You gave it the hallmarks of personal identity - "recognize", "remember", "passes" tests, etc.

The wind can sing, a fire can rage, water can run, the earth can be depressed.

Rather than getting hung up on irrelevant semantics, did you have anything you wanted to contribute to the discussion?
 
Scientists create functioning, virtual brain that can write, remember lists and


...and fool people into believing just about anything.

Beelzebuddy had his two cents on this development over in the consciousness thread. He put it quite well:

"Resemble" being the operative word here, and it'd be more accurate with "very distantly" before it.

"Functionally inspired by, but in no way even close to" would be better, actually.

Computational neuroscientists irritate the hell out of me.

I don't have to, they never backed up their assertion that it was.

The actual paper has much less bragging. It's just a prettied up ANN with the usual baseless assumptions; chiefly that the cerebral cortex, a phenomenally complicated computational system, can be represented by a single group of objects that only behave like neurons in the most degenerate cases. The systems-level organization also isn't remotely similar to what the brain does, in the same manner, but then at this point they never say it is.

Then all the documentation shows the ANN activity superimposed onto a brain with none of the above caveats that would otherwise lead you to realize it's a false equivocation.

Then the actual science journalism articles talk about it as an accurate model of the actual human brain.

Then I get my nerdrage on.
 
Scientists create functioning, virtual brain that can write, remember lists and


...and fool people into believing just about anything.

Beelzebuddy had his two cents on this development over in the consciousness thread. He put it quite well:

There have been a lot of similar claims in the last few years, robot learns to recognise self, robot learns to walk etc. I'd like to know just how much is programmed into these devices. The impression is always given that they just up and learn these traits but the article never addresses the question of why would they do that in the first place. I'm sure this type of work is valuable and will hopefully lead to AI but am suspicious the claims may be just a little overblown.
 
If it can construct a comprehensible Gantt chart it'd be ahead of the PM I'm currently not listening to.
 
You gave it the hallmarks of personal identity - "recognize", "remember", "passes" tests, etc.

Programmers often use words like that as metaphors for what the system is doing.
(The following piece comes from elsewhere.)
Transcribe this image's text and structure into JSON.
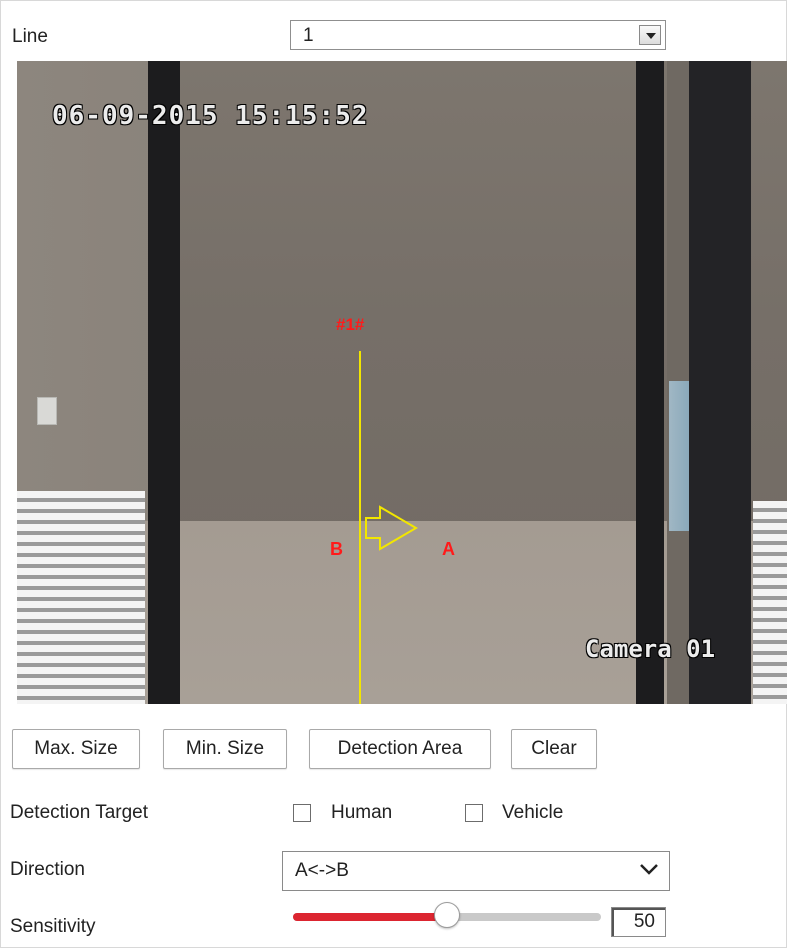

However, I think it's not only possible, but necessary, that at some point very sophisticated AI's will have some sort of subjective experience that would imbue them with an identity. It's my belief that in order to sufficiently simulate consciousness in any situation, a system has to have consciousness.

You could argue that this consciousness is only illusary, but then you could argue the same thing about ours.